There are a number of factors that makes an 'influencer' and viewpoints differ on which are most important. For example, our CisionInfluence Index treats individuals as 'nodes' in a network, connected to each other by numerous channels. Analysing various metrics specific to these channels - frequency of blog posts, inbound links, comments, unique commenters, views, votes, Twitter followers, retweet frequency, Facebook fans and other metrics - allows us to measure the strength of the node in terms of the individual's potential to make content visible to others.
Further analysis of the nature of the content shared within different parts of the network means we can assign a 'digital influence score' to individuals for particular topics.
It is important to remember that those influencers change regularly: journalists change titles or specialism, bloggers get offered roles and move on, and PROs need to keep on top of these moving targets throughout their 'influencer lifecycle' to stay competitive.
This is why PR workflow software is arguably the most important tool in the PR agency's armoury. A decade ago, PR companies may have got away with using press lists on Excel spreadsheets containing journalists' email addresses and phone numbers.
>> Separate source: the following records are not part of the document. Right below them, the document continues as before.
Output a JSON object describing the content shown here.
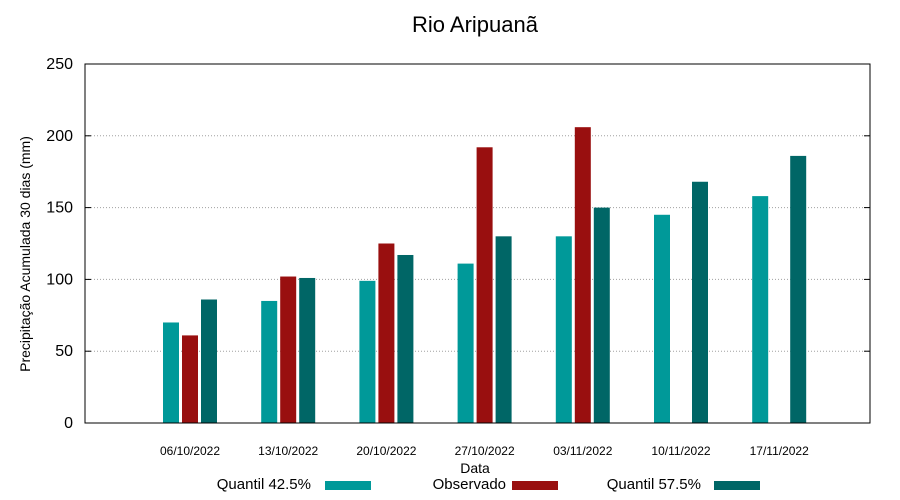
{
  "chart_data": {
    "type": "bar",
    "title": "Rio Aripuanã",
    "xlabel": "Data",
    "ylabel": "Precipitação Acumulada 30 dias (mm)",
    "ylim": [
      0,
      250
    ],
    "yticks": [
      0,
      50,
      100,
      150,
      200,
      250
    ],
    "grid": true,
    "legend_position": "bottom",
    "categories": [
      "06/10/2022",
      "13/10/2022",
      "20/10/2022",
      "27/10/2022",
      "03/11/2022",
      "10/11/2022",
      "17/11/2022"
    ],
    "series": [
      {
        "name": "Quantil 42.5%",
        "color": "#009999",
        "values": [
          70,
          85,
          99,
          111,
          130,
          145,
          158
        ]
      },
      {
        "name": "Observado",
        "color": "#990f0f",
        "values": [
          61,
          102,
          125,
          192,
          206,
          null,
          null
        ]
      },
      {
        "name": "Quantil 57.5%",
        "color": "#006666",
        "values": [
          86,
          101,
          117,
          130,
          150,
          168,
          186
        ]
      }
    ]
  }
}
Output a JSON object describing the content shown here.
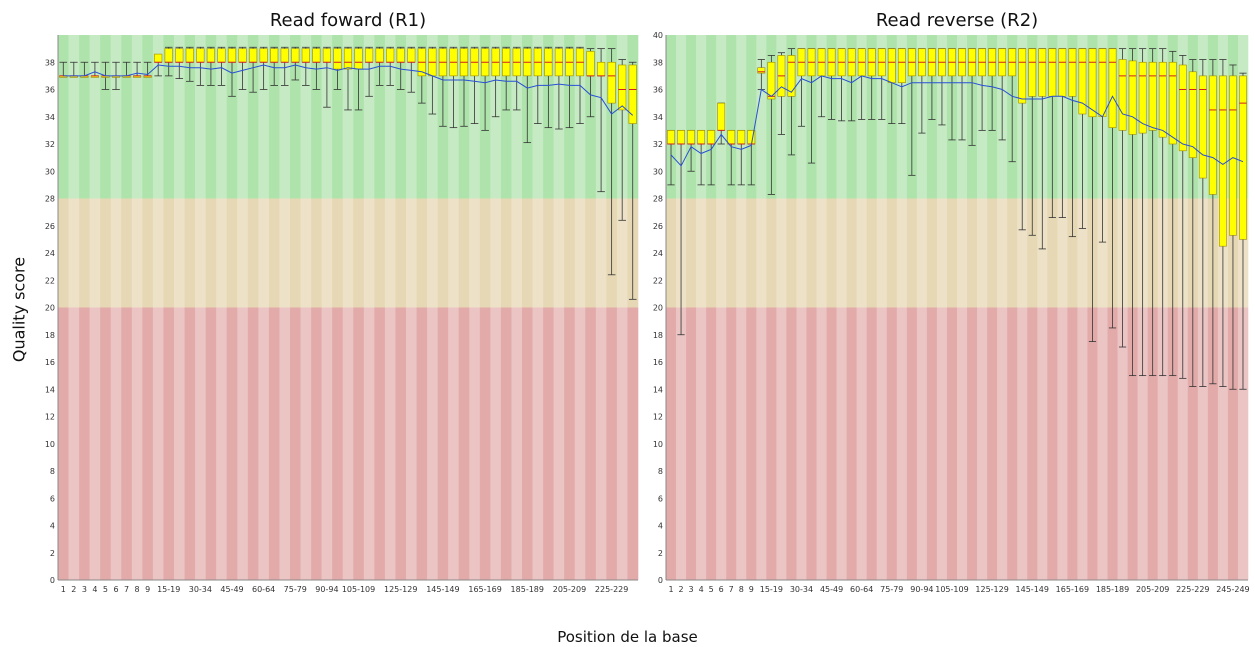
{
  "figure": {
    "y_label": "Quality score",
    "x_label": "Position de la base"
  },
  "colors": {
    "good_zone": "#aee3ab",
    "good_zone_alt": "#c6ebc4",
    "warn_zone": "#e6d8b4",
    "warn_zone_alt": "#ede2c7",
    "bad_zone": "#e3aaaa",
    "bad_zone_alt": "#ebc4c4",
    "box_fill": "#ffff00",
    "box_stroke": "#a08a00",
    "median": "#d22020",
    "mean_line": "#2a4fd6",
    "whisker": "#333333"
  },
  "chart_data": [
    {
      "type": "box",
      "title": "Read foward (R1)",
      "ylabel": "Quality score",
      "xlabel": "Position de la base",
      "ylim": [
        0,
        40
      ],
      "y_ticks": [
        0,
        2,
        4,
        6,
        8,
        10,
        12,
        14,
        16,
        18,
        20,
        22,
        24,
        26,
        28,
        30,
        32,
        34,
        36,
        38
      ],
      "zones": [
        {
          "from": 28,
          "to": 40,
          "label": "good"
        },
        {
          "from": 20,
          "to": 28,
          "label": "ok"
        },
        {
          "from": 0,
          "to": 20,
          "label": "poor"
        }
      ],
      "categories": [
        "1",
        "2",
        "3",
        "4",
        "5",
        "6",
        "7",
        "8",
        "9",
        "10-14",
        "15-19",
        "20-24",
        "25-29",
        "30-34",
        "35-39",
        "40-44",
        "45-49",
        "50-54",
        "55-59",
        "60-64",
        "65-69",
        "70-74",
        "75-79",
        "80-84",
        "85-89",
        "90-94",
        "95-99",
        "100-104",
        "105-109",
        "110-114",
        "115-119",
        "120-124",
        "125-129",
        "130-134",
        "135-139",
        "140-144",
        "145-149",
        "150-154",
        "155-159",
        "160-164",
        "165-169",
        "170-174",
        "175-179",
        "180-184",
        "185-189",
        "190-194",
        "195-199",
        "200-204",
        "205-209",
        "210-214",
        "215-219",
        "220-224",
        "225-229",
        "230-234",
        "235-239"
      ],
      "x_tick_labels": [
        "1",
        "2",
        "3",
        "4",
        "5",
        "6",
        "7",
        "8",
        "9",
        "15-19",
        "30-34",
        "45-49",
        "60-64",
        "75-79",
        "90-94",
        "105-109",
        "125-129",
        "145-149",
        "165-169",
        "185-189",
        "205-209",
        "225-229"
      ],
      "series": [
        {
          "stat": "median",
          "values": [
            37,
            37,
            37,
            37,
            37,
            37,
            37,
            37,
            37,
            38,
            38,
            38,
            38,
            38,
            38,
            38,
            38,
            38,
            38,
            38,
            38,
            38,
            38,
            38,
            38,
            38,
            38,
            38,
            38,
            38,
            38,
            38,
            38,
            38,
            38,
            38,
            38,
            38,
            38,
            38,
            38,
            38,
            38,
            38,
            38,
            38,
            38,
            38,
            38,
            38,
            37,
            37,
            37,
            36,
            36
          ]
        },
        {
          "stat": "q1",
          "values": [
            37,
            37,
            37,
            37,
            37,
            37,
            37,
            37,
            37,
            38,
            38,
            38,
            38,
            38,
            38,
            38,
            38,
            38,
            38,
            38,
            38,
            38,
            38,
            38,
            38,
            38,
            37.5,
            37.5,
            37.5,
            38,
            38,
            38,
            38,
            38,
            37,
            37,
            37,
            37,
            37,
            37,
            37,
            37,
            37,
            37,
            37,
            37,
            37,
            37,
            37,
            37,
            37,
            37,
            35,
            34.5,
            33.5
          ]
        },
        {
          "stat": "q3",
          "values": [
            37,
            37,
            37,
            37,
            37,
            37,
            37,
            37,
            37,
            38.6,
            39,
            39,
            39,
            39,
            39,
            39,
            39,
            39,
            39,
            39,
            39,
            39,
            39,
            39,
            39,
            39,
            39,
            39,
            39,
            39,
            39,
            39,
            39,
            39,
            39,
            39,
            39,
            39,
            39,
            39,
            39,
            39,
            39,
            39,
            39,
            39,
            39,
            39,
            39,
            39,
            38.8,
            38,
            38,
            37.8,
            37.8
          ]
        },
        {
          "stat": "whisker_low",
          "values": [
            37,
            37,
            37,
            37,
            36,
            36,
            37,
            37,
            37,
            37,
            37,
            36.8,
            36.6,
            36.3,
            36.3,
            36.3,
            35.5,
            36,
            35.8,
            36,
            36.3,
            36.3,
            36.7,
            36.3,
            36,
            34.7,
            36,
            34.5,
            34.5,
            35.5,
            36.3,
            36.3,
            36,
            35.8,
            35,
            34.2,
            33.3,
            33.2,
            33.3,
            33.5,
            33,
            34,
            34.5,
            34.5,
            32.1,
            33.5,
            33.2,
            33.1,
            33.2,
            33.5,
            34,
            28.5,
            22.4,
            26.4,
            20.6
          ]
        },
        {
          "stat": "whisker_high",
          "values": [
            38,
            38,
            38,
            38,
            38,
            38,
            38,
            38,
            38,
            38.3,
            39.1,
            39.1,
            39.1,
            39.1,
            39.1,
            39.1,
            39.1,
            39.1,
            39.1,
            39.1,
            39.1,
            39.1,
            39.1,
            39.1,
            39.1,
            39.1,
            39.1,
            39.1,
            39.1,
            39.1,
            39.1,
            39.1,
            39.1,
            39.1,
            39.1,
            39.1,
            39.1,
            39.1,
            39.1,
            39.1,
            39.1,
            39.1,
            39.1,
            39.1,
            39.1,
            39.1,
            39.1,
            39.1,
            39.1,
            39.1,
            39,
            39,
            39,
            38.2,
            38
          ]
        },
        {
          "stat": "mean",
          "values": [
            37,
            37,
            37,
            37.3,
            37,
            37,
            37,
            37.2,
            37.1,
            37.8,
            37.7,
            37.7,
            37.6,
            37.6,
            37.5,
            37.6,
            37.2,
            37.4,
            37.6,
            37.8,
            37.6,
            37.6,
            37.8,
            37.6,
            37.5,
            37.6,
            37.4,
            37.6,
            37.5,
            37.5,
            37.7,
            37.7,
            37.5,
            37.4,
            37.3,
            37,
            36.7,
            36.7,
            36.7,
            36.6,
            36.5,
            36.7,
            36.6,
            36.6,
            36.1,
            36.3,
            36.3,
            36.4,
            36.3,
            36.3,
            35.6,
            35.4,
            34.2,
            34.8,
            34.1
          ]
        }
      ]
    },
    {
      "type": "box",
      "title": "Read reverse (R2)",
      "ylabel": "Quality score",
      "xlabel": "Position de la base",
      "ylim": [
        0,
        40
      ],
      "y_ticks": [
        0,
        2,
        4,
        6,
        8,
        10,
        12,
        14,
        16,
        18,
        20,
        22,
        24,
        26,
        28,
        30,
        32,
        34,
        36,
        38,
        40
      ],
      "zones": [
        {
          "from": 28,
          "to": 40,
          "label": "good"
        },
        {
          "from": 20,
          "to": 28,
          "label": "ok"
        },
        {
          "from": 0,
          "to": 20,
          "label": "poor"
        }
      ],
      "categories": [
        "1",
        "2",
        "3",
        "4",
        "5",
        "6",
        "7",
        "8",
        "9",
        "10-14",
        "15-19",
        "20-24",
        "25-29",
        "30-34",
        "35-39",
        "40-44",
        "45-49",
        "50-54",
        "55-59",
        "60-64",
        "65-69",
        "70-74",
        "75-79",
        "80-84",
        "85-89",
        "90-94",
        "95-99",
        "100-104",
        "105-109",
        "110-114",
        "115-119",
        "120-124",
        "125-129",
        "130-134",
        "135-139",
        "140-144",
        "145-149",
        "150-154",
        "155-159",
        "160-164",
        "165-169",
        "170-174",
        "175-179",
        "180-184",
        "185-189",
        "190-194",
        "195-199",
        "200-204",
        "205-209",
        "210-214",
        "215-219",
        "220-224",
        "225-229",
        "230-234",
        "235-239",
        "240-244",
        "245-249",
        "250-251"
      ],
      "x_tick_labels": [
        "1",
        "2",
        "3",
        "4",
        "5",
        "6",
        "7",
        "8",
        "9",
        "15-19",
        "30-34",
        "45-49",
        "60-64",
        "75-79",
        "90-94",
        "105-109",
        "125-129",
        "145-149",
        "165-169",
        "185-189",
        "205-209",
        "225-229",
        "245-249"
      ],
      "series": [
        {
          "stat": "median",
          "values": [
            32,
            32,
            32,
            32,
            32,
            33,
            32,
            32,
            32,
            37.3,
            35.5,
            37,
            38,
            38,
            38,
            38,
            38,
            38,
            38,
            38,
            38,
            38,
            38,
            38,
            38,
            38,
            38,
            38,
            38,
            38,
            38,
            38,
            38,
            38,
            38,
            38,
            38,
            38,
            38,
            38,
            38,
            38,
            38,
            38,
            38,
            37,
            37,
            37,
            37,
            37,
            37,
            36,
            36,
            36,
            34.5,
            34.5,
            34.5,
            35
          ]
        },
        {
          "stat": "q1",
          "values": [
            32,
            32,
            32,
            32,
            32,
            33,
            32,
            32,
            32,
            37.2,
            35.3,
            35.5,
            35.5,
            37,
            37,
            37,
            37,
            37,
            37,
            37,
            37,
            37,
            36.5,
            36.5,
            37,
            37,
            37,
            37,
            37,
            37,
            37,
            37,
            37,
            37,
            37,
            35,
            35.5,
            35.5,
            35.5,
            35.5,
            35.5,
            34.2,
            34,
            34,
            33.2,
            33,
            32.7,
            32.8,
            33,
            32.5,
            32,
            31.5,
            31,
            29.5,
            28.3,
            24.5,
            25.3,
            25
          ]
        },
        {
          "stat": "q3",
          "values": [
            33,
            33,
            33,
            33,
            33,
            35,
            33,
            33,
            33,
            37.6,
            38,
            38.5,
            38.5,
            39,
            39,
            39,
            39,
            39,
            39,
            39,
            39,
            39,
            39,
            39,
            39,
            39,
            39,
            39,
            39,
            39,
            39,
            39,
            39,
            39,
            39,
            39,
            39,
            39,
            39,
            39,
            39,
            39,
            39,
            39,
            39,
            38.2,
            38.1,
            38,
            38,
            38,
            38,
            37.8,
            37.3,
            37,
            37,
            37,
            37,
            37
          ]
        },
        {
          "stat": "whisker_low",
          "values": [
            29,
            18,
            30,
            29,
            29,
            32,
            29,
            29,
            29,
            36,
            28.3,
            32.7,
            31.2,
            33.3,
            30.6,
            34,
            33.8,
            33.7,
            33.7,
            33.8,
            33.8,
            33.8,
            33.5,
            33.5,
            29.7,
            32.8,
            33.8,
            33.4,
            32.3,
            32.3,
            31.9,
            33,
            33,
            32.3,
            30.7,
            25.7,
            25.3,
            24.3,
            26.6,
            26.6,
            25.2,
            25.8,
            17.5,
            24.8,
            18.5,
            17.1,
            15,
            15,
            15,
            15,
            15,
            14.8,
            14.2,
            14.2,
            14.4,
            14.2,
            14,
            14
          ]
        },
        {
          "stat": "whisker_high",
          "values": [
            33,
            33,
            33,
            33,
            33,
            35,
            33,
            33,
            33,
            38.2,
            38.5,
            38.7,
            39,
            39,
            39,
            39,
            39,
            39,
            39,
            39,
            39,
            39,
            39,
            39,
            39,
            39,
            39,
            39,
            39,
            39,
            39,
            39,
            39,
            39,
            39,
            39,
            39,
            39,
            39,
            39,
            39,
            39,
            39,
            39,
            39,
            39,
            39,
            39,
            39,
            39,
            38.8,
            38.5,
            38.2,
            38.2,
            38.2,
            38.2,
            37.8,
            37.2
          ]
        },
        {
          "stat": "mean",
          "values": [
            31.2,
            30.4,
            31.8,
            31.3,
            31.6,
            32.7,
            31.8,
            31.6,
            31.9,
            36,
            35.5,
            36.2,
            35.8,
            36.8,
            36.5,
            37,
            36.8,
            36.8,
            36.5,
            37,
            36.8,
            36.8,
            36.5,
            36.2,
            36.5,
            36.5,
            36.5,
            36.5,
            36.5,
            36.5,
            36.5,
            36.3,
            36.2,
            36,
            35.5,
            35.3,
            35.3,
            35.3,
            35.5,
            35.5,
            35.2,
            35,
            34.5,
            34,
            35.5,
            34.2,
            34,
            33.5,
            33.2,
            33,
            32.5,
            32,
            31.8,
            31.2,
            31,
            30.5,
            31,
            30.7
          ]
        }
      ]
    }
  ]
}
Now, those spreadsheets are obsolete almost as soon as they have been updated. Constantly updated software-as-a-service has filled this gap.
Once you've identified the right influencers, the process of sending them the right content is back in the domain of the PRO. Post-engagement, however, it's essential to monitor outputs - did the influencer blog/tweet about your client's brand? How many people did it potentially reach? What was the sentiment of what was written about the business? The traditional 'coverage report' for clients should now include a whole array of social media metrics. CisionPoint, our on-demand PR software platform, fulfills this need.
Reaching the right people need not be tough and we can get a better sight of the true value of PR. Now that's influence.
Views in brief
What's the best brand PR campaign you've seen on Facebook?
They're few and far between - I'm still not convinced people want commerce with their communications. I like Burger King's Whopper Sacrifice campaign, it's against the Facebook grain. Also Kellogg's Pop Tarts - everybody loves that one.
What's the key to managing a brand's Twitter feed?
As with any comms activity, the key is having clear communications objectives that are firmly rooted in overall business objectives. Then keeping on top of everyone tweeting in your name and about you.